University of Minnesota Alumni Association

Feature

The Poetry of Life

Pulitzer Prize-winning alumnus found contentment and his connection to the arts in poetry.

Photo courtesy of Carl Dennis

Twenty years ago, alumnus Carl Dennis (B.A. ’61) accomplished something few can claim—winning the Pulitzer Prize in poetry. Dennis says the accolade took him by surprise.

“I wasn’t prepared for it,” he says of the award for his eighth collection of poems. “It hit me sort of sidelong and it took a while to fully take it in. You think about other people who deserve it, and you know you’re fortunate to have your chance. I felt good about the book and felt humility that it was recognized that way.”

The book for which Dennis received the honor in 2002, Practical Gods, recognizes that there can be an overlap between spiritual concerns and what poetry can do. It also contains maybe his most celebrated poem, “The God Who Loves You.” (You can read it at poetryfoundation.org).

“[It’s the last poem and] one that has been written about and rewritten about,” says Dennis, who was a professor of English at the State University of New York at Buffalo from 1966 to 2001. “I think people grab on to it because it goes into the lives we didn’t live.”

Dennis recalls chatting with a child around middle-school age in a grocery store when the genesis of the poem came to him. “I was maybe 28 and learned that he was teased for his looks, and it just bothered me,” he says. “It made me feel very fatherly and protective and the poem came out of it.”

Dennis, who has also received fellowships from the Guggenheim Foundation and the National Endowment for the Arts during his career, says his lifelong connection to poetry lies in how it makes him feel, as much as in how he’s reached others with his work.

“Poetry gave me so much pleasure and a sense of fulfillment,” he says. “I wanted to see if I could make it my central concern, and it’s become my calling and what gives my life meaning. It’s the most intimate of all the verbal arts because you’re so present in reading it and, when it works, it has the kind of intimacy that’s rare.”

Dennis, who lives in Buffalo, New York, feels a strong connection to his time at the U of M. “The teachers just cared so deeply and wanted to be helpful when it came to your future,” says Dennis, who earned his bachelor’s in English from the University. “They [introduced us to] very interesting people to help you grow. Samuel Monk, for example, was an 18th-century scholar. He wasn’t a writer himself but an important critic and he made you feel poetry was to be taken seriously.

“It was also fellow students. Burton Weber (Ph.D. ’65) was a graduate student in English. He became a Miltonist, a student of Milton, and shared my sense of the importance of poetry.”

Dennis also remembers the writings of William Butler Yeats being a major influence on him during his college years. “It wasn’t one poem, but the way he took writing and made writing his own vocation,” Dennis says. “The way he was present—there was a human being behind every word, and I felt I’d like to see if I could also do that.”
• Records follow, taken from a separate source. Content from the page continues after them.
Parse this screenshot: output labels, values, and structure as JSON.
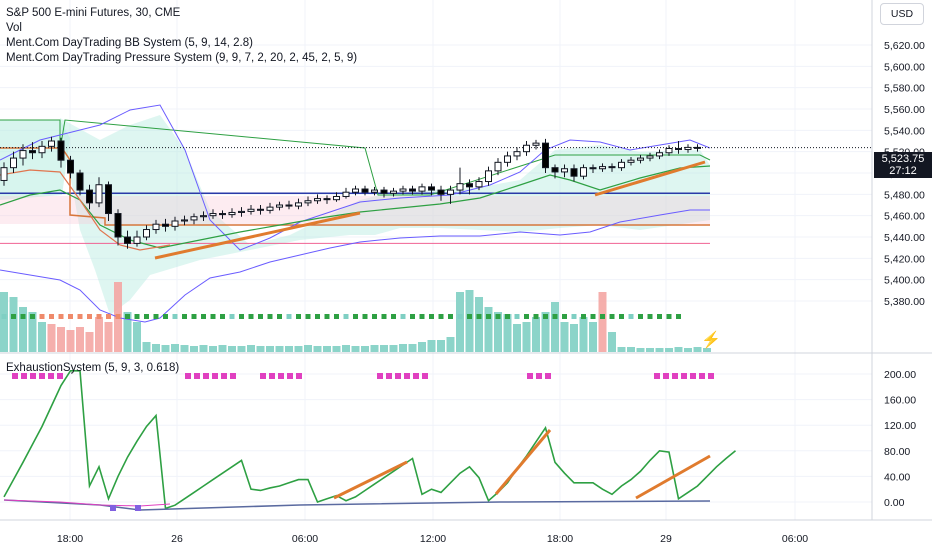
{
  "header": {
    "title": "S&P 500 E-mini Futures, 30, CME",
    "vol_label": "Vol",
    "indicator_bb": "Ment.Com DayTrading BB System (5, 9, 14, 2.8)",
    "indicator_pressure": "Ment.Com DayTrading Pressure System (9, 9, 7, 2, 20, 2, 45, 2, 5, 9)",
    "currency": "USD"
  },
  "price_tag": {
    "price": "5,523.75",
    "countdown": "27:12"
  },
  "sub_pane": {
    "title": "ExhaustionSystem (5, 9, 3, 0.618)"
  },
  "colors": {
    "up_candle": "#ffffff",
    "down_candle": "#000000",
    "bb_band": "#6a5cff",
    "green_line": "#2ea043",
    "orange_trend": "#e07b2e",
    "navy_mid": "#2a3aa8",
    "pink_level": "#f06292",
    "magenta_dots": "#e040c0",
    "cloud_fill": "#b6ece0",
    "vol_teal": "#7fcfc3",
    "vol_red": "#f4a6a3"
  },
  "chart_data": [
    {
      "type": "candlestick",
      "name": "main",
      "y_axis": {
        "ticks": [
          5380,
          5400,
          5420,
          5440,
          5460,
          5480,
          5500,
          5520,
          5540,
          5560,
          5580,
          5600,
          5620
        ],
        "tick_labels": [
          "5,380.00",
          "5,400.00",
          "5,420.00",
          "5,440.00",
          "5,460.00",
          "5,480.00",
          "5,500.00",
          "5,520.00",
          "5,540.00",
          "5,560.00",
          "5,580.00",
          "5,600.00",
          "5,620.00"
        ]
      },
      "x_axis": {
        "tick_labels": [
          "18:00",
          "26",
          "06:00",
          "12:00",
          "18:00",
          "29",
          "06:00"
        ]
      },
      "last_price": 5523.75,
      "candles": [
        [
          5493,
          5505,
          5488,
          5510
        ],
        [
          5505,
          5514,
          5500,
          5520
        ],
        [
          5514,
          5521,
          5507,
          5527
        ],
        [
          5521,
          5519,
          5513,
          5529
        ],
        [
          5519,
          5525,
          5514,
          5530
        ],
        [
          5525,
          5530,
          5520,
          5534
        ],
        [
          5530,
          5512,
          5505,
          5533
        ],
        [
          5512,
          5500,
          5495,
          5516
        ],
        [
          5500,
          5484,
          5479,
          5503
        ],
        [
          5484,
          5472,
          5466,
          5489
        ],
        [
          5472,
          5489,
          5468,
          5496
        ],
        [
          5489,
          5462,
          5455,
          5492
        ],
        [
          5462,
          5440,
          5432,
          5466
        ],
        [
          5440,
          5434,
          5429,
          5446
        ],
        [
          5434,
          5440,
          5431,
          5446
        ],
        [
          5440,
          5447,
          5437,
          5451
        ],
        [
          5447,
          5452,
          5443,
          5456
        ],
        [
          5452,
          5450,
          5445,
          5457
        ],
        [
          5450,
          5455,
          5446,
          5459
        ],
        [
          5455,
          5456,
          5451,
          5460
        ],
        [
          5456,
          5459,
          5452,
          5462
        ],
        [
          5459,
          5460,
          5455,
          5464
        ],
        [
          5460,
          5462,
          5457,
          5466
        ],
        [
          5462,
          5461,
          5457,
          5465
        ],
        [
          5461,
          5463,
          5458,
          5467
        ],
        [
          5463,
          5464,
          5459,
          5468
        ],
        [
          5464,
          5466,
          5461,
          5470
        ],
        [
          5466,
          5465,
          5461,
          5470
        ],
        [
          5465,
          5468,
          5462,
          5472
        ],
        [
          5468,
          5470,
          5465,
          5473
        ],
        [
          5470,
          5469,
          5466,
          5474
        ],
        [
          5469,
          5472,
          5466,
          5476
        ],
        [
          5472,
          5474,
          5469,
          5478
        ],
        [
          5474,
          5476,
          5471,
          5480
        ],
        [
          5476,
          5475,
          5471,
          5479
        ],
        [
          5475,
          5478,
          5473,
          5482
        ],
        [
          5478,
          5482,
          5476,
          5486
        ],
        [
          5482,
          5485,
          5479,
          5488
        ],
        [
          5485,
          5482,
          5479,
          5488
        ],
        [
          5482,
          5484,
          5479,
          5487
        ],
        [
          5484,
          5481,
          5477,
          5487
        ],
        [
          5481,
          5483,
          5478,
          5486
        ],
        [
          5483,
          5485,
          5480,
          5488
        ],
        [
          5485,
          5483,
          5480,
          5488
        ],
        [
          5483,
          5487,
          5480,
          5490
        ],
        [
          5487,
          5484,
          5479,
          5490
        ],
        [
          5484,
          5480,
          5474,
          5488
        ],
        [
          5480,
          5484,
          5471,
          5488
        ],
        [
          5484,
          5490,
          5480,
          5505
        ],
        [
          5490,
          5487,
          5480,
          5494
        ],
        [
          5487,
          5492,
          5484,
          5496
        ],
        [
          5492,
          5502,
          5488,
          5506
        ],
        [
          5502,
          5510,
          5498,
          5514
        ],
        [
          5510,
          5516,
          5506,
          5520
        ],
        [
          5516,
          5520,
          5512,
          5524
        ],
        [
          5520,
          5526,
          5516,
          5530
        ],
        [
          5526,
          5528,
          5522,
          5531
        ],
        [
          5528,
          5505,
          5500,
          5532
        ],
        [
          5505,
          5501,
          5495,
          5508
        ],
        [
          5501,
          5504,
          5496,
          5508
        ],
        [
          5504,
          5497,
          5492,
          5508
        ],
        [
          5497,
          5505,
          5494,
          5508
        ],
        [
          5505,
          5504,
          5500,
          5508
        ],
        [
          5504,
          5506,
          5501,
          5509
        ],
        [
          5506,
          5505,
          5501,
          5509
        ],
        [
          5505,
          5510,
          5502,
          5513
        ],
        [
          5510,
          5512,
          5507,
          5515
        ],
        [
          5512,
          5514,
          5509,
          5517
        ],
        [
          5514,
          5516,
          5511,
          5519
        ],
        [
          5516,
          5519,
          5513,
          5522
        ],
        [
          5519,
          5523,
          5516,
          5526
        ],
        [
          5523,
          5522,
          5518,
          5530
        ],
        [
          5522,
          5524,
          5519,
          5527
        ],
        [
          5524,
          5523.75,
          5520,
          5527
        ]
      ]
    },
    {
      "type": "line",
      "name": "ExhaustionSystem",
      "y_axis": {
        "ticks": [
          0,
          40,
          80,
          120,
          160,
          200
        ],
        "tick_labels": [
          "0.00",
          "40.00",
          "80.00",
          "120.00",
          "160.00",
          "200.00"
        ]
      },
      "series": [
        {
          "values": [
            8,
            35,
            62,
            90,
            118,
            150,
            182,
            205,
            205,
            25,
            55,
            5,
            40,
            70,
            95,
            118,
            135,
            -10,
            -5,
            5,
            15,
            25,
            35,
            45,
            55,
            65,
            20,
            18,
            22,
            25,
            30,
            35,
            35,
            0,
            5,
            10,
            2,
            8,
            18,
            28,
            38,
            48,
            58,
            68,
            12,
            20,
            15,
            30,
            45,
            55,
            38,
            2,
            15,
            30,
            52,
            72,
            94,
            116,
            62,
            45,
            30,
            30,
            30,
            20,
            12,
            25,
            35,
            48,
            65,
            80,
            78,
            5,
            15,
            25,
            40,
            55,
            68,
            80
          ]
        }
      ]
    }
  ]
}
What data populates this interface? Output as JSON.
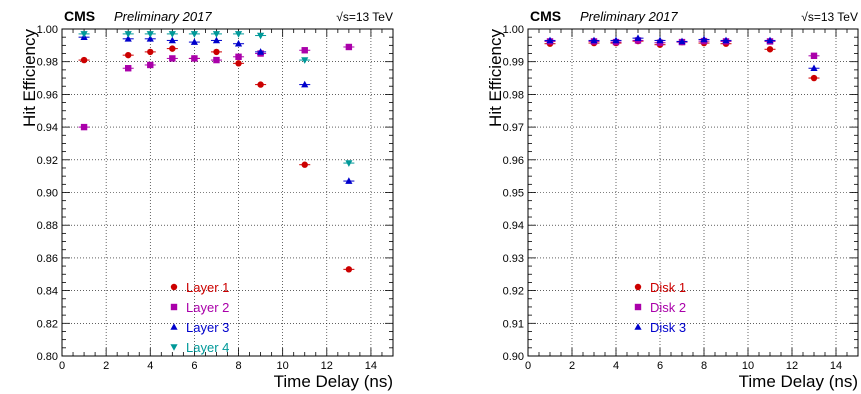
{
  "chart_data": [
    {
      "type": "scatter",
      "experiment": "CMS",
      "status": "Preliminary 2017",
      "energy": "√s=13 TeV",
      "xlabel": "Time Delay (ns)",
      "ylabel": "Hit Efficiency",
      "xlim": [
        0,
        15
      ],
      "ylim": [
        0.8,
        1.0
      ],
      "xticks": [
        "0",
        "2",
        "4",
        "6",
        "8",
        "10",
        "12",
        "14"
      ],
      "yticks": [
        "0.80",
        "0.82",
        "0.84",
        "0.86",
        "0.88",
        "0.90",
        "0.92",
        "0.94",
        "0.96",
        "0.98",
        "1.00"
      ],
      "grid": true,
      "legend_position": "bottom-center",
      "series": [
        {
          "name": "Layer 1",
          "color": "#cc0000",
          "marker": "circle",
          "x": [
            1,
            3,
            4,
            5,
            6,
            7,
            8,
            9,
            11,
            13
          ],
          "y": [
            0.981,
            0.984,
            0.986,
            0.988,
            0.982,
            0.986,
            0.979,
            0.966,
            0.917,
            0.853
          ]
        },
        {
          "name": "Layer 2",
          "color": "#aa00aa",
          "marker": "square",
          "x": [
            1,
            3,
            4,
            5,
            6,
            7,
            8,
            9,
            11,
            13
          ],
          "y": [
            0.94,
            0.976,
            0.978,
            0.982,
            0.982,
            0.981,
            0.983,
            0.985,
            0.987,
            0.989
          ]
        },
        {
          "name": "Layer 3",
          "color": "#0000cc",
          "marker": "triangle-up",
          "x": [
            1,
            3,
            4,
            5,
            6,
            7,
            8,
            9,
            11,
            13
          ],
          "y": [
            0.995,
            0.994,
            0.994,
            0.993,
            0.992,
            0.993,
            0.991,
            0.986,
            0.966,
            0.907
          ]
        },
        {
          "name": "Layer 4",
          "color": "#009999",
          "marker": "triangle-down",
          "x": [
            1,
            3,
            4,
            5,
            6,
            7,
            8,
            9,
            11,
            13
          ],
          "y": [
            0.997,
            0.997,
            0.997,
            0.997,
            0.997,
            0.997,
            0.997,
            0.996,
            0.981,
            0.918
          ]
        }
      ]
    },
    {
      "type": "scatter",
      "experiment": "CMS",
      "status": "Preliminary 2017",
      "energy": "√s=13 TeV",
      "xlabel": "Time Delay (ns)",
      "ylabel": "Hit Efficiency",
      "xlim": [
        0,
        15
      ],
      "ylim": [
        0.9,
        1.0
      ],
      "xticks": [
        "0",
        "2",
        "4",
        "6",
        "8",
        "10",
        "12",
        "14"
      ],
      "yticks": [
        "0.90",
        "0.91",
        "0.92",
        "0.93",
        "0.94",
        "0.95",
        "0.96",
        "0.97",
        "0.98",
        "0.99",
        "1.00"
      ],
      "grid": true,
      "legend_position": "bottom-center",
      "series": [
        {
          "name": "Disk 1",
          "color": "#cc0000",
          "marker": "circle",
          "x": [
            1,
            3,
            4,
            5,
            6,
            7,
            8,
            9,
            11,
            13
          ],
          "y": [
            0.9955,
            0.9957,
            0.9957,
            0.9963,
            0.9952,
            0.996,
            0.9957,
            0.9955,
            0.9938,
            0.985
          ]
        },
        {
          "name": "Disk 2",
          "color": "#aa00aa",
          "marker": "square",
          "x": [
            1,
            3,
            4,
            5,
            6,
            7,
            8,
            9,
            11,
            13
          ],
          "y": [
            0.9962,
            0.9962,
            0.996,
            0.9965,
            0.9958,
            0.996,
            0.9963,
            0.9962,
            0.9962,
            0.9918
          ]
        },
        {
          "name": "Disk 3",
          "color": "#0000cc",
          "marker": "triangle-up",
          "x": [
            1,
            3,
            4,
            5,
            6,
            7,
            8,
            9,
            11,
            13
          ],
          "y": [
            0.9965,
            0.9965,
            0.9965,
            0.9972,
            0.9965,
            0.9962,
            0.9968,
            0.9965,
            0.9965,
            0.988
          ]
        }
      ]
    }
  ]
}
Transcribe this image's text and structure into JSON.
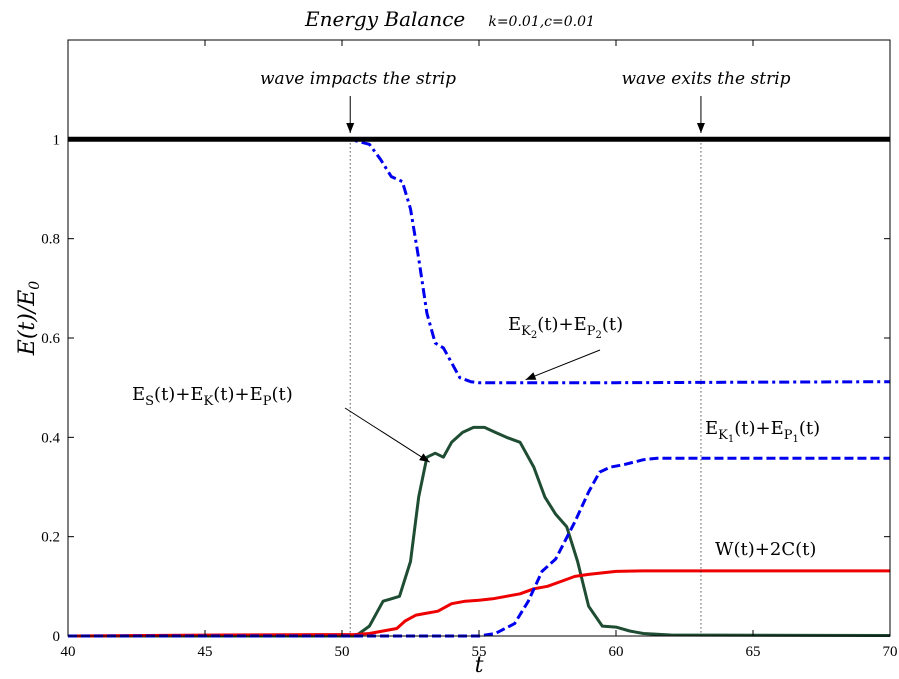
{
  "chart_data": {
    "type": "line",
    "title": "Energy Balance",
    "subtitle": "k=0.01,c=0.01",
    "xlabel": "t",
    "ylabel": "E(t)/E_0",
    "xlim": [
      40,
      70
    ],
    "ylim": [
      0,
      1.2
    ],
    "xticks": [
      40,
      45,
      50,
      55,
      60,
      65,
      70
    ],
    "yticks": [
      0,
      0.2,
      0.4,
      0.6,
      0.8,
      1
    ],
    "grid": false,
    "colors": {
      "total": "#000000",
      "reflected": "#0000ee",
      "transmitted": "#0000ee",
      "strip": "#1f4d33",
      "work": "#ee0000"
    },
    "annotations": [
      {
        "text": "wave impacts the strip",
        "x": 50.3
      },
      {
        "text": "wave exits the strip",
        "x": 63.1
      }
    ],
    "series": [
      {
        "key": "total",
        "style": "solid-thick",
        "x": [
          40,
          70
        ],
        "y": [
          1.0,
          1.0
        ]
      },
      {
        "key": "reflected",
        "name": "E_K2(t)+E_P2(t)",
        "style": "dashdot",
        "x": [
          40,
          50.3,
          51.0,
          51.4,
          51.8,
          52.2,
          52.5,
          52.8,
          53.1,
          53.4,
          53.7,
          54.0,
          54.3,
          54.7,
          55.0,
          60.0,
          65.0,
          70.0
        ],
        "y": [
          1.0,
          1.0,
          0.99,
          0.96,
          0.925,
          0.915,
          0.86,
          0.76,
          0.65,
          0.59,
          0.58,
          0.55,
          0.52,
          0.512,
          0.51,
          0.51,
          0.511,
          0.512
        ]
      },
      {
        "key": "transmitted",
        "name": "E_K1(t)+E_P1(t)",
        "style": "dashed",
        "x": [
          40,
          55.0,
          55.6,
          56.3,
          56.8,
          57.3,
          57.8,
          58.5,
          59.0,
          59.4,
          59.8,
          60.3,
          61.0,
          61.5,
          62.5,
          65.0,
          70.0
        ],
        "y": [
          0.0,
          0.0,
          0.005,
          0.025,
          0.07,
          0.13,
          0.155,
          0.23,
          0.29,
          0.33,
          0.34,
          0.345,
          0.355,
          0.358,
          0.358,
          0.358,
          0.358
        ]
      },
      {
        "key": "strip",
        "name": "E_S(t)+E_K(t)+E_P(t)",
        "style": "solid",
        "x": [
          40,
          50.5,
          51.0,
          51.5,
          51.8,
          52.1,
          52.5,
          52.8,
          53.1,
          53.4,
          53.7,
          54.0,
          54.4,
          54.8,
          55.2,
          55.6,
          56.0,
          56.5,
          57.0,
          57.4,
          57.8,
          58.2,
          58.6,
          59.0,
          59.5,
          60.0,
          60.5,
          61.0,
          62.0,
          70.0
        ],
        "y": [
          0.0,
          0.0,
          0.02,
          0.07,
          0.075,
          0.08,
          0.15,
          0.28,
          0.36,
          0.368,
          0.36,
          0.39,
          0.41,
          0.42,
          0.42,
          0.41,
          0.4,
          0.39,
          0.34,
          0.28,
          0.245,
          0.22,
          0.15,
          0.06,
          0.02,
          0.018,
          0.01,
          0.005,
          0.002,
          0.001
        ]
      },
      {
        "key": "work",
        "name": "W(t)+2C(t)",
        "style": "solid",
        "x": [
          40,
          45.5,
          50.5,
          51.0,
          51.5,
          52.0,
          52.3,
          52.7,
          53.0,
          53.5,
          54.0,
          54.5,
          55.0,
          55.5,
          56.0,
          56.5,
          57.0,
          57.5,
          58.0,
          58.5,
          59.0,
          59.5,
          60.0,
          61.0,
          70.0
        ],
        "y": [
          0.0,
          0.002,
          0.003,
          0.005,
          0.01,
          0.015,
          0.03,
          0.042,
          0.045,
          0.05,
          0.065,
          0.07,
          0.072,
          0.075,
          0.08,
          0.085,
          0.095,
          0.1,
          0.11,
          0.12,
          0.124,
          0.127,
          0.13,
          0.131,
          0.131
        ]
      }
    ]
  }
}
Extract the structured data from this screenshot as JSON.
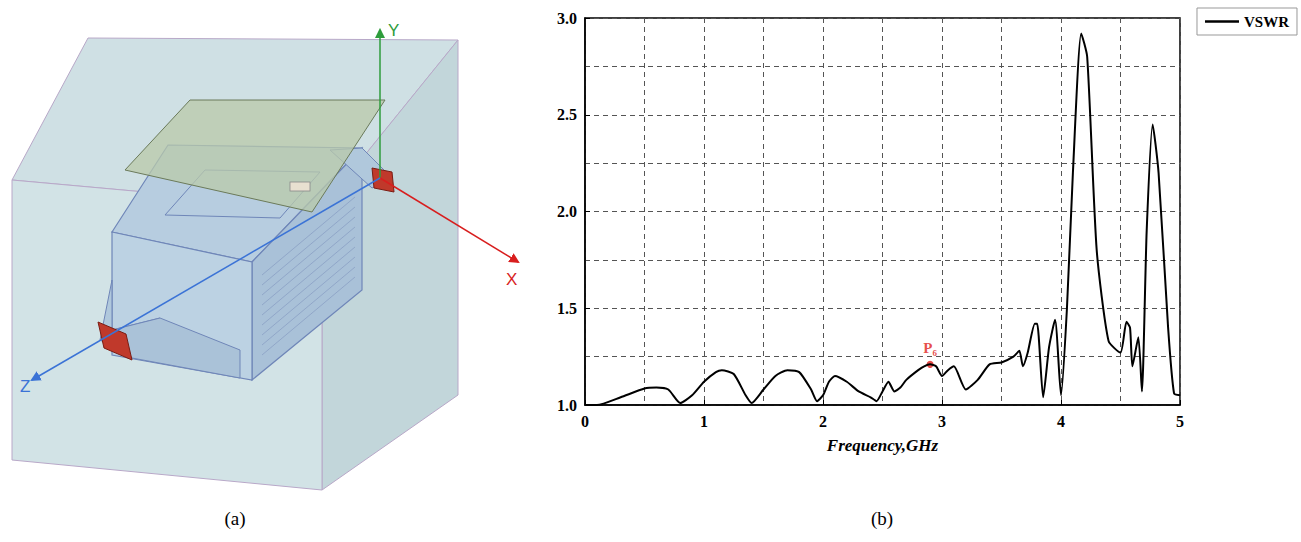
{
  "diagram": {
    "label": "(a)",
    "axes": [
      {
        "name": "X",
        "color": "#d81e1e"
      },
      {
        "name": "Y",
        "color": "#2e9c3c"
      },
      {
        "name": "Z",
        "color": "#3b73d6"
      }
    ]
  },
  "chart_data": {
    "type": "line",
    "panel_label": "(b)",
    "x_label": "Frequency,GHz",
    "x": [
      0,
      0.1,
      0.3,
      0.5,
      0.6,
      0.7,
      0.8,
      0.9,
      1.0,
      1.1,
      1.15,
      1.25,
      1.35,
      1.4,
      1.5,
      1.6,
      1.7,
      1.8,
      1.9,
      1.95,
      2.0,
      2.05,
      2.1,
      2.2,
      2.3,
      2.4,
      2.45,
      2.5,
      2.55,
      2.6,
      2.65,
      2.7,
      2.8,
      2.85,
      2.9,
      2.95,
      3.0,
      3.05,
      3.1,
      3.2,
      3.3,
      3.4,
      3.5,
      3.6,
      3.65,
      3.68,
      3.72,
      3.78,
      3.8,
      3.85,
      3.9,
      3.95,
      4.0,
      4.05,
      4.1,
      4.17,
      4.22,
      4.3,
      4.4,
      4.5,
      4.55,
      4.58,
      4.6,
      4.65,
      4.68,
      4.72,
      4.77,
      4.82,
      4.9,
      4.95,
      5.0
    ],
    "series": [
      {
        "name": "VSWR",
        "color": "#000000",
        "line_style": "solid",
        "values": [
          1.0,
          1.0,
          1.04,
          1.085,
          1.09,
          1.08,
          1.01,
          1.05,
          1.12,
          1.17,
          1.18,
          1.16,
          1.05,
          1.01,
          1.08,
          1.15,
          1.18,
          1.17,
          1.08,
          1.02,
          1.05,
          1.12,
          1.15,
          1.12,
          1.07,
          1.04,
          1.02,
          1.07,
          1.12,
          1.07,
          1.09,
          1.13,
          1.18,
          1.2,
          1.21,
          1.2,
          1.15,
          1.18,
          1.2,
          1.08,
          1.13,
          1.21,
          1.22,
          1.25,
          1.28,
          1.2,
          1.27,
          1.42,
          1.42,
          1.04,
          1.3,
          1.44,
          1.05,
          1.5,
          2.2,
          2.92,
          2.8,
          1.8,
          1.33,
          1.27,
          1.43,
          1.4,
          1.2,
          1.35,
          1.07,
          1.9,
          2.45,
          2.2,
          1.4,
          1.06,
          1.05
        ]
      }
    ],
    "xlim": [
      0,
      5
    ],
    "xticks": [
      0,
      1,
      2,
      3,
      4,
      5
    ],
    "ylim": [
      1,
      3
    ],
    "yticks": [
      {
        "value": 1,
        "label": "1.0"
      },
      {
        "value": 1.5,
        "label": "1.5"
      },
      {
        "value": 2,
        "label": "2.0"
      },
      {
        "value": 2.5,
        "label": "2.5"
      },
      {
        "value": 3,
        "label": "3.0"
      }
    ],
    "grid": true,
    "legend": "upper right",
    "annotations": [
      {
        "text": "P₆",
        "x": 2.9,
        "y": 1.21,
        "color": "#e0201b"
      }
    ]
  }
}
Dennis says he has seen poetry change over the years, but it retains what he feels is important consistency, as well.

“You still look for the same theme of an original voice that is speaking to us directly,” he says. “It’s still so much about intelligence and passion, feeling the poet is taking what they are saying seriously. You still find poetry that is one subject connected to other subjects. I think all of this has been true and is still true.”

He also loves how poetry moves people through so many times in history. “I always remember that Emerson said that he wrote for the unknown friend,” Dennis relates. “It’s one to one…. And I’m so glad to say it still reaches people.”

His latest book of poetry, Earthborn (Penguin Random House), came out in March and focuses on the fragility of the natural world.

“We live in a time where our relationship to the biological community brings up many questions,” he says. “Our feeling about nature has changed quite a bit since I was born in 1939. I felt it was challenging to focus on this theme and think about connections.”


Eric Butterman is a freelance writer based in McKinney, Texas.